UPDATE 5:15 p.m. Sept. 23 
The fire, while contained, is still actively burning. Firefighters may be on scene for a couple of days. The ground is still pretty unstable and we ask you to avoid May Creek Trail until we clear the scene.

ORIGINAL POST Sept. 23:
At about 7:30 p.m. on Sunday, Sept. 22, the Bellevue Fire Department was dispatched to a large brush fire in the 12200 block of Southeast 95th Way in Newcastle. According to the Bellevue FD, the fire is under control, but due to steep terrain and access issues, it may be a few hours until the fire is out. Our partners at Bellevue Fire respectfully request you stay away from the May Creek Trail at this time.

The fire is on a steep hillside with poor access and the size of the fire and location made containment very difficult. Bellevue firefighters were on scene all night extinguishing hot spots as they flared up. Our Public Works staff members were there all night as well, assisting and monitoring downstream impacts to May Creek.

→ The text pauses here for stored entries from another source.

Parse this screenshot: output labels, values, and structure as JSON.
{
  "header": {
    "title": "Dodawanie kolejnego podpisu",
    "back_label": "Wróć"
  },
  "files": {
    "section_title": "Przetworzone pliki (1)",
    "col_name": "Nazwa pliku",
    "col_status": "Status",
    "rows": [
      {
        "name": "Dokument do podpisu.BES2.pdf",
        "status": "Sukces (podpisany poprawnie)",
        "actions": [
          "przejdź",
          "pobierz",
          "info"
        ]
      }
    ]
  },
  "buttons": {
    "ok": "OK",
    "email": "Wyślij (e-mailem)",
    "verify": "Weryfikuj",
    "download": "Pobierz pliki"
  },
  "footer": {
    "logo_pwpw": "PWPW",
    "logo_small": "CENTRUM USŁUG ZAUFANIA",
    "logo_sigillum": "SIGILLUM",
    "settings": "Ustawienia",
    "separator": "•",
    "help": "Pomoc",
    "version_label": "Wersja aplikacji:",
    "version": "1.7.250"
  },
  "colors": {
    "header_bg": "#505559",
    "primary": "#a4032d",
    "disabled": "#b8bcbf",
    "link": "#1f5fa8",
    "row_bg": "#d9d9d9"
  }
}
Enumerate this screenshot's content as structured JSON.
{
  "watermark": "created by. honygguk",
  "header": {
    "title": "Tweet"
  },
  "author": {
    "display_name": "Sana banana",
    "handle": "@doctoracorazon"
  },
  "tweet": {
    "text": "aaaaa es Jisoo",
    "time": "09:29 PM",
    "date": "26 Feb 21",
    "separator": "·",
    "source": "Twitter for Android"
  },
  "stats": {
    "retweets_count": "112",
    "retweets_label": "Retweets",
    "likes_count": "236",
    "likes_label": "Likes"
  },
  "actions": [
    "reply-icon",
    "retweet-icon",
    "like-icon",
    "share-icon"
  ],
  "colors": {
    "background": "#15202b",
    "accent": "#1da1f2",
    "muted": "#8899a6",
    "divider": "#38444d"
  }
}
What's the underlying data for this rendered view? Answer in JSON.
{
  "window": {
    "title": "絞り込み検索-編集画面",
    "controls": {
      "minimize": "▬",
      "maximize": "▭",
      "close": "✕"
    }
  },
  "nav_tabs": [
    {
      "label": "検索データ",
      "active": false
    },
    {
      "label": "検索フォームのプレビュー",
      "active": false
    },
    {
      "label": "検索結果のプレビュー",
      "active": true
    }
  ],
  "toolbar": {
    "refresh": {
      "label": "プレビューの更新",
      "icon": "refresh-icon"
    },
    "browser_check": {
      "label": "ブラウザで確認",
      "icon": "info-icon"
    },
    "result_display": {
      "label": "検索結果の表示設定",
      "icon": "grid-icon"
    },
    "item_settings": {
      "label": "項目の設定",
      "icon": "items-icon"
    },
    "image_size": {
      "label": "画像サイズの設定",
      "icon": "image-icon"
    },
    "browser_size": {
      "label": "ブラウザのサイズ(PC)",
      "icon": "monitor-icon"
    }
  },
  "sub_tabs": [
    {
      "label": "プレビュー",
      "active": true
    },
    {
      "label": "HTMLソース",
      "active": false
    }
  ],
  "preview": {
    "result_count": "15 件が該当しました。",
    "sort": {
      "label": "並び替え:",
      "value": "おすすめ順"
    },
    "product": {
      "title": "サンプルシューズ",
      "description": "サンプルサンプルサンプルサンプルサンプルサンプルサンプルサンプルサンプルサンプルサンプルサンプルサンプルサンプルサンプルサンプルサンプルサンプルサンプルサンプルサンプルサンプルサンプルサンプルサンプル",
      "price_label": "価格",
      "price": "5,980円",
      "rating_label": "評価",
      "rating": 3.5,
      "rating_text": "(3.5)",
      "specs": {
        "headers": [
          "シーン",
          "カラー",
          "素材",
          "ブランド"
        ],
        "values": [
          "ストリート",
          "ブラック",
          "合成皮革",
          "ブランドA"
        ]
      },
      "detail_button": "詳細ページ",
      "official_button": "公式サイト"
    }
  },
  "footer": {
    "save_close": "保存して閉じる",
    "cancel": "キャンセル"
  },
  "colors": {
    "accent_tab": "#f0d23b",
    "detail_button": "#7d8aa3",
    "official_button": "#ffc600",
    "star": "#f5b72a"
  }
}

It appears the fire and response has caused some degree of a slide from a steep cornice. The area where the fire is centered at this point is not easily accessible and depending how the next few hours go, there may be the need to bring heavy equipment from an outside source to help. In the last hour, Eastside Fire and Rescue has brought in a drone to help get a better look at things which will help determine next steps.

We'll share updates as more information is available.